10. You both still have a lot of growing up to do. You won’t recognize yourself in 10 years. Interest, priorities and even your tastes will change.
Ah, the wisdom of the ages. To a lot of that I probably would have just shrugged my shoulders and rolled my eyes back then. Oh, well. I learned quite a bit in a decade. I know I’m not finished. I have a lot more to learn. I also have many more happy years to spend with my husband. I’m looking forward to where the journey leads us next, and all the smiles and laughter along the way.
Happy Anniversary! We love you and are so happy for you! Wish we could be there to celebrate with you!
Love Ya!
“6. There is never a right time to buy a house, move, have a baby, or change careers. All you can do is follow God and step out in faith, trusting that if you make the decision he wants, he will honor that by providing for you. ”

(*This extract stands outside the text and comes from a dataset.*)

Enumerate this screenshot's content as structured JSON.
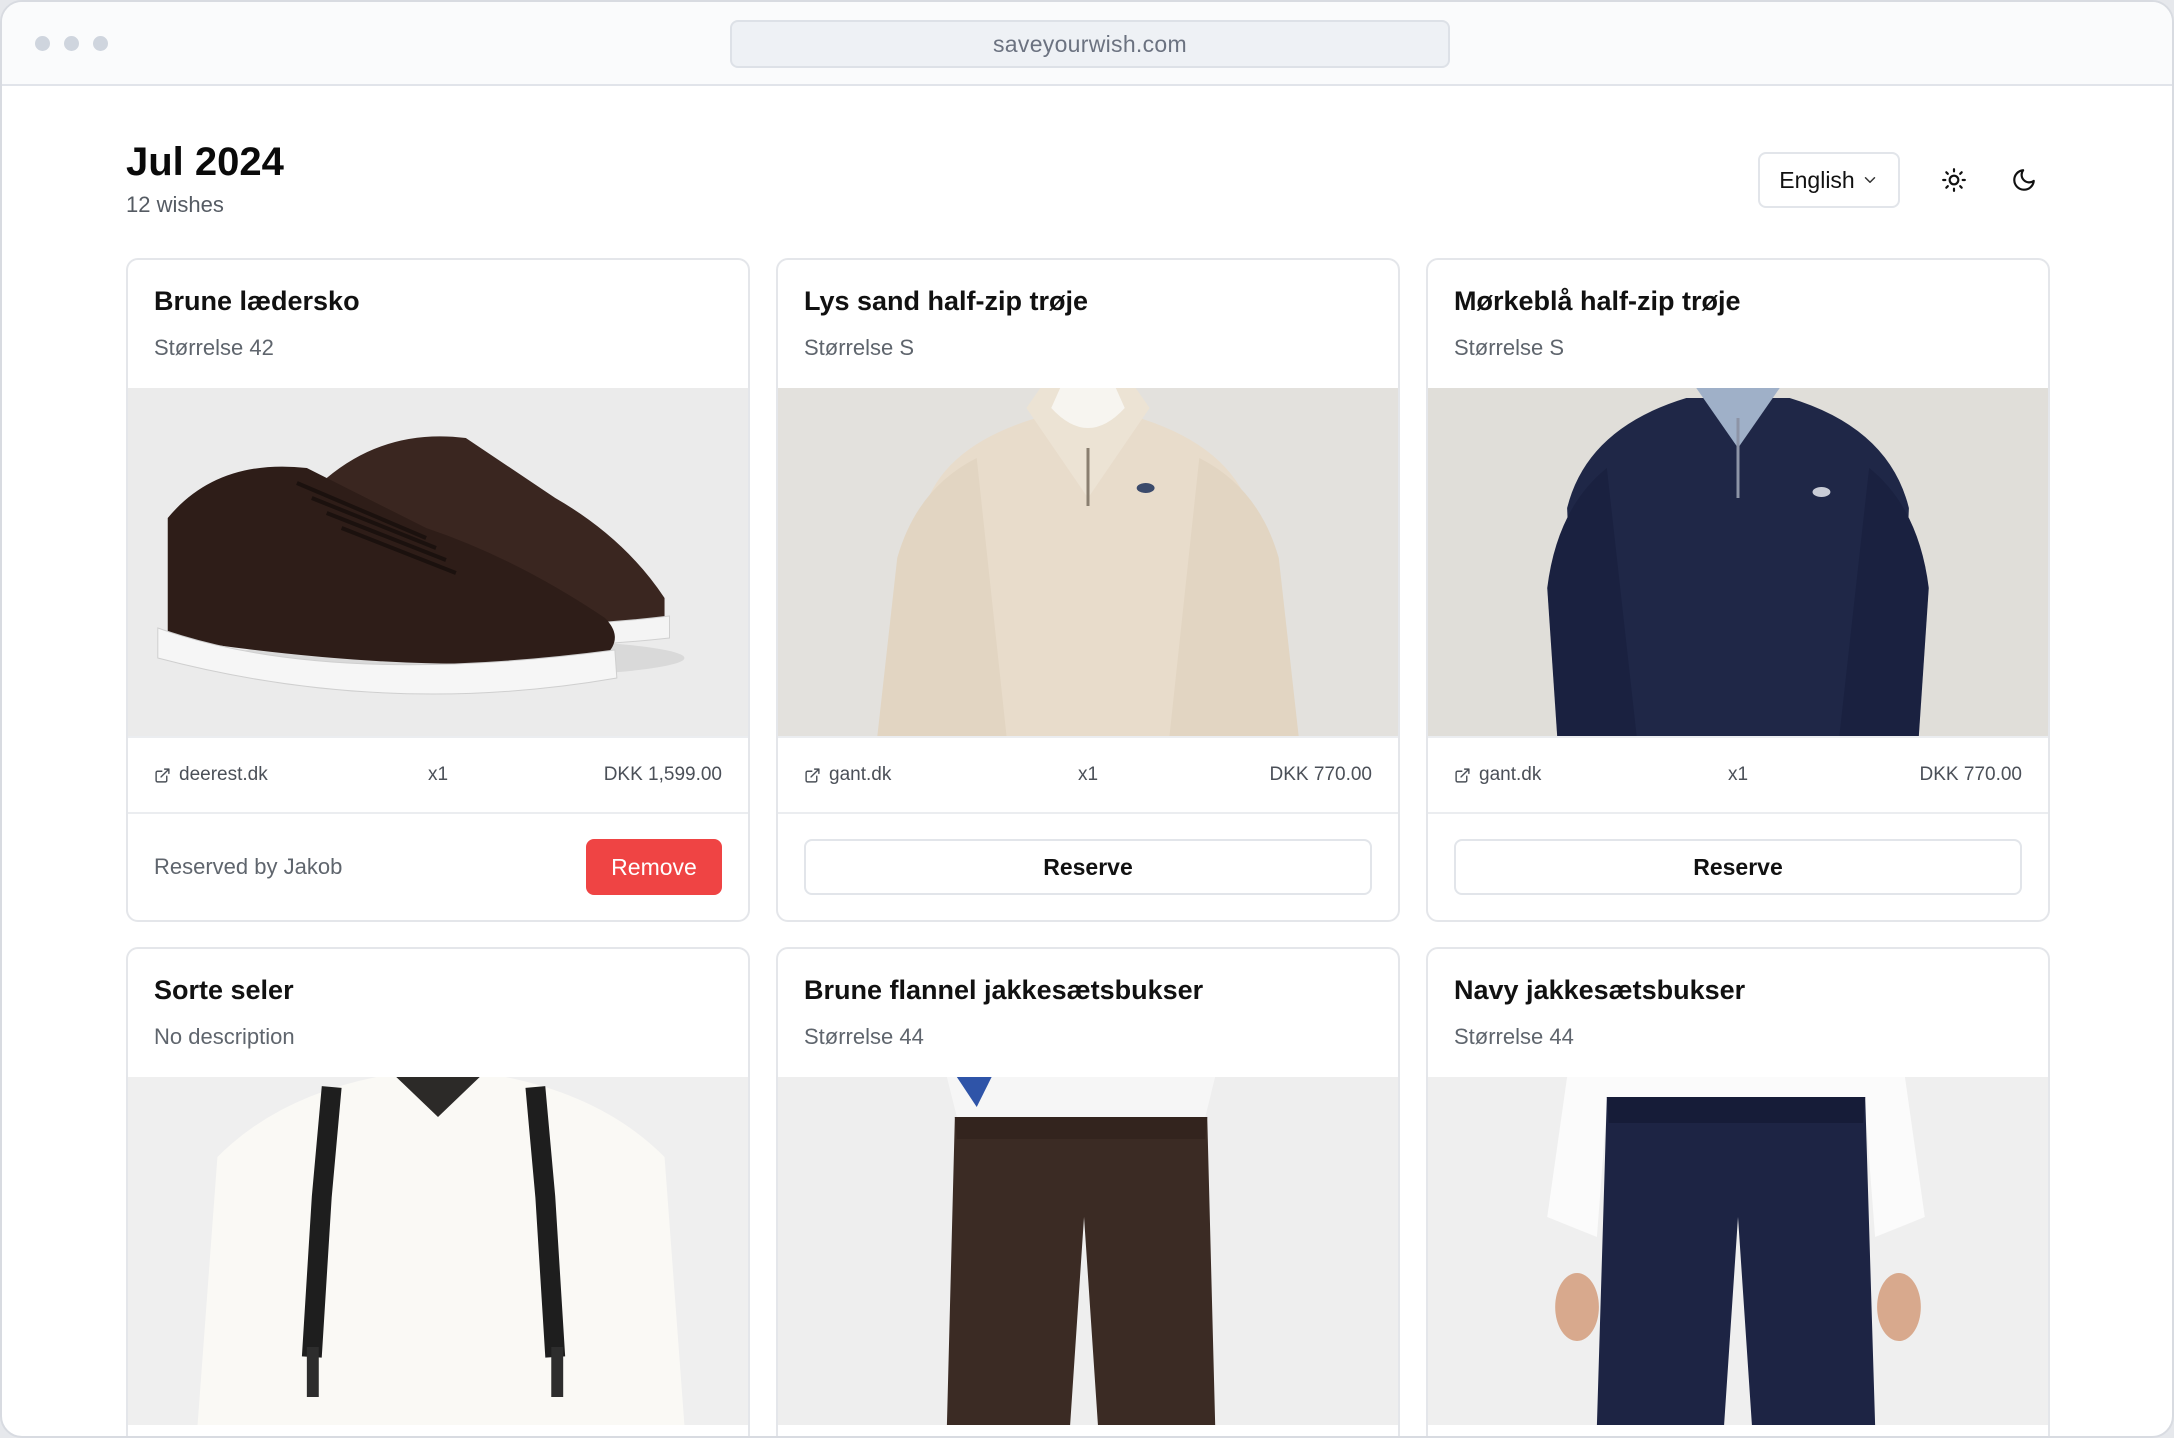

THAT was the best piece of advice i received when I first got engaged!!!! i have a cousin who is like a sister to me (she’s exactly 10 years older than me too, married for 17 years and has 4 beautiful children), and she pretty much told me those exact words. She said that if i continually “waited” on things to improve first, i’d never receive the joy that could be awaiting me… and she was soooo right. i have never forgotten that conversation with her, and never will.

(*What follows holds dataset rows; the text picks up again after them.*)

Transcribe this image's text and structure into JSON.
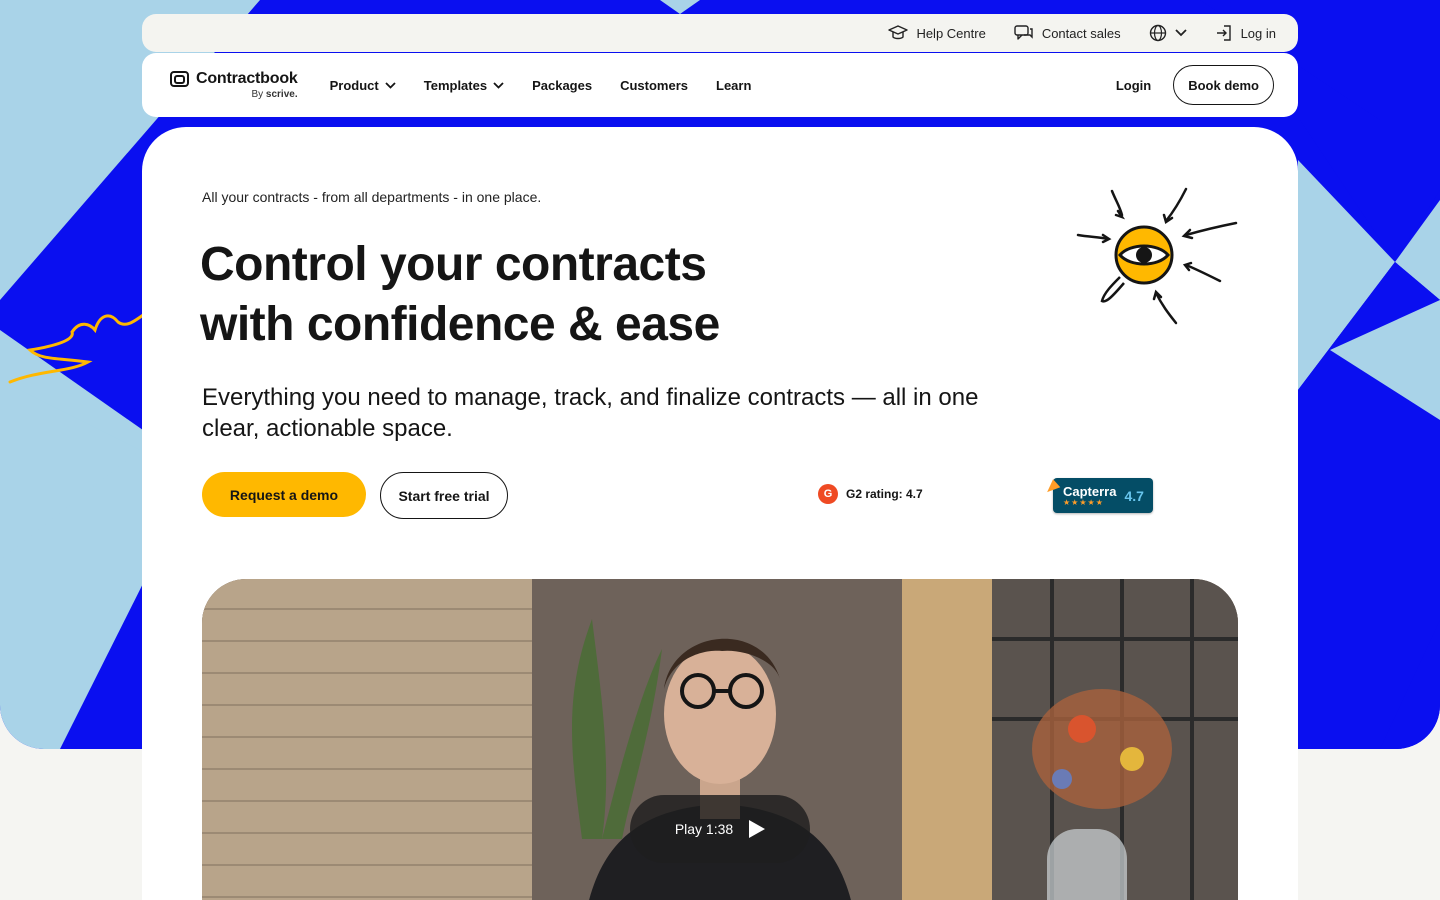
{
  "utility_bar": {
    "help_centre": "Help Centre",
    "contact_sales": "Contact sales",
    "log_in": "Log in"
  },
  "nav": {
    "logo_name": "Contractbook",
    "logo_by": "By",
    "logo_brand": "scrive.",
    "items": [
      "Product",
      "Templates",
      "Packages",
      "Customers",
      "Learn"
    ],
    "login": "Login",
    "book_demo": "Book demo"
  },
  "hero": {
    "eyebrow": "All your contracts - from all departments - in one place.",
    "headline_line1": "Control your contracts",
    "headline_line2": "with confidence & ease",
    "subheadline": "Everything you need to manage, track, and finalize contracts — all in one clear, actionable space.",
    "primary_cta": "Request a demo",
    "secondary_cta": "Start free trial",
    "g2_rating": "G2 rating: 4.7",
    "capterra_name": "Capterra",
    "capterra_score": "4.7",
    "capterra_stars": "★★★★★"
  },
  "video": {
    "play_label": "Play 1:38"
  },
  "colors": {
    "brand_blue": "#0a0ff0",
    "light_blue": "#a9d3e8",
    "primary_yellow": "#ffb800",
    "g2_red": "#ef4a23",
    "capterra_navy": "#044d66"
  },
  "icons": [
    "graduation-cap-icon",
    "chat-bubbles-icon",
    "globe-icon",
    "chevron-down-icon",
    "login-arrow-icon",
    "contractbook-logo-icon",
    "play-icon",
    "g2-logo-icon",
    "capterra-logo-icon",
    "eye-illustration"
  ]
}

…and on a lighter note, I completely agree with #7. and doing laundry is the pits. haha 🙂
Wow, Colleen! I can’t believe that was 10 years ago already! I remember quite a bit from that day and being a part of the wedding party! 🙂 Congratulations on your special occasion!
Happy Anniversary! We just celebrated a biggie too, 15! I loved reading your “look back” tips! They could all be true for me too! 🙂 Love your blog!